Member of the Haryana Legislative Assembly
- In office 2014–2019
- Preceded by: Krishan Lal
- Succeeded by: Ranjit Singh Chautala
- Constituency: Dadri

Personal details
- Party: Jannayak Janta Party
- Other political affiliations: Indian National Lok Dal
- Education: Secondary school
- Profession: Politician

= Rajdeep Phogat =

Indian politician

Rajdeep Phogat is an Indian politician. He was elected to the Haryana Legislative Assembly from Dadri in the 2014 election, as a member of the Indian National Lok Dal.

== Political career ==
Rajdeep Phogat is a politician from Haryana, India. He entered politics through the Indian National Lok Dal (INLD) and held various positions within the party. In the 2014 Haryana Legislative Assembly election, he contested from the Dadri constituency as an INLD candidate and won, defeating his closest rival, BJP candidate Somveer Sangwan, by a margin of 1,610 votes.
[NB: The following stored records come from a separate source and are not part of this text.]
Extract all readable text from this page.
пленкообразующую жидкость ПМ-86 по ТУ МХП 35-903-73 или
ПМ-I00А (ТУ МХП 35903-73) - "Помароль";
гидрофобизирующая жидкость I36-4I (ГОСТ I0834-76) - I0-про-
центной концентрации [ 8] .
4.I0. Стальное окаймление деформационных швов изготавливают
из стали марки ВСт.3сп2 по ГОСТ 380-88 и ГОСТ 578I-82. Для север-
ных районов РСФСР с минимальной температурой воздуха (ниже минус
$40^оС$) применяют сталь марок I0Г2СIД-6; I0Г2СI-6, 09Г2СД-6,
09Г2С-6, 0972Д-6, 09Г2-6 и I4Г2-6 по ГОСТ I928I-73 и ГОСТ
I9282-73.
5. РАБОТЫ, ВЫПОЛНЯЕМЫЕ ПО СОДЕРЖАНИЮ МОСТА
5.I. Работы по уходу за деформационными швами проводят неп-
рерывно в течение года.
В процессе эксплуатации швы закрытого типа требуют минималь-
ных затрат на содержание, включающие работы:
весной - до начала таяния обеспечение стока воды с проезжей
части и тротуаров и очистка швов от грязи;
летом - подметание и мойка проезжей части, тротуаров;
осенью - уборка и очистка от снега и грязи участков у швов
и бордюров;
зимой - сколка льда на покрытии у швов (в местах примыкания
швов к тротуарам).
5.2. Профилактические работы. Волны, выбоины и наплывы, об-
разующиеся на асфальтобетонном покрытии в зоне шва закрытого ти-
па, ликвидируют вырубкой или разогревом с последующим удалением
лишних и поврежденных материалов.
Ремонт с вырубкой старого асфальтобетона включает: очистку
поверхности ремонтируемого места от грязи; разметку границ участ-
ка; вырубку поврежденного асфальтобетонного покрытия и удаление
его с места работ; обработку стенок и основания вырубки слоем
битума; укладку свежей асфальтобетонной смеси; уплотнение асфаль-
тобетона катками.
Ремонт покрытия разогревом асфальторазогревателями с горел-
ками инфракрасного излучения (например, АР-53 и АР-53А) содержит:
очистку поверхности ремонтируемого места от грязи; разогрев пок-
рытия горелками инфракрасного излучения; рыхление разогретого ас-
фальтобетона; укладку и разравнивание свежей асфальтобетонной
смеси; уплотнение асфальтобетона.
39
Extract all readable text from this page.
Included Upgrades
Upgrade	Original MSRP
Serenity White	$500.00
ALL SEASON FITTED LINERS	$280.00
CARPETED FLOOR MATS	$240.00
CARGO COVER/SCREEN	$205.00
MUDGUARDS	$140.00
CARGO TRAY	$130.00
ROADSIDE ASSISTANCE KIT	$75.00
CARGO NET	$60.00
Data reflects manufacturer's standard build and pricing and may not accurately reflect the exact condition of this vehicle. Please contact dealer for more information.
Before the 2019 assembly elections, following a split in the INLD, Phogat joined the newly formed Jannayak Janta Party (JJP) led by Dushyant Chautala. In 2020, he was appointed as the Chairman of the Haryana Housing Board. In the 2024 Haryana Legislative Assembly election, he contested as a JJP candidate but finished in fifth place.

He was one of the four MLAs who joined the Dushyant Chautala's Jannayak Janta Party after a split in Indian National Lok Dal.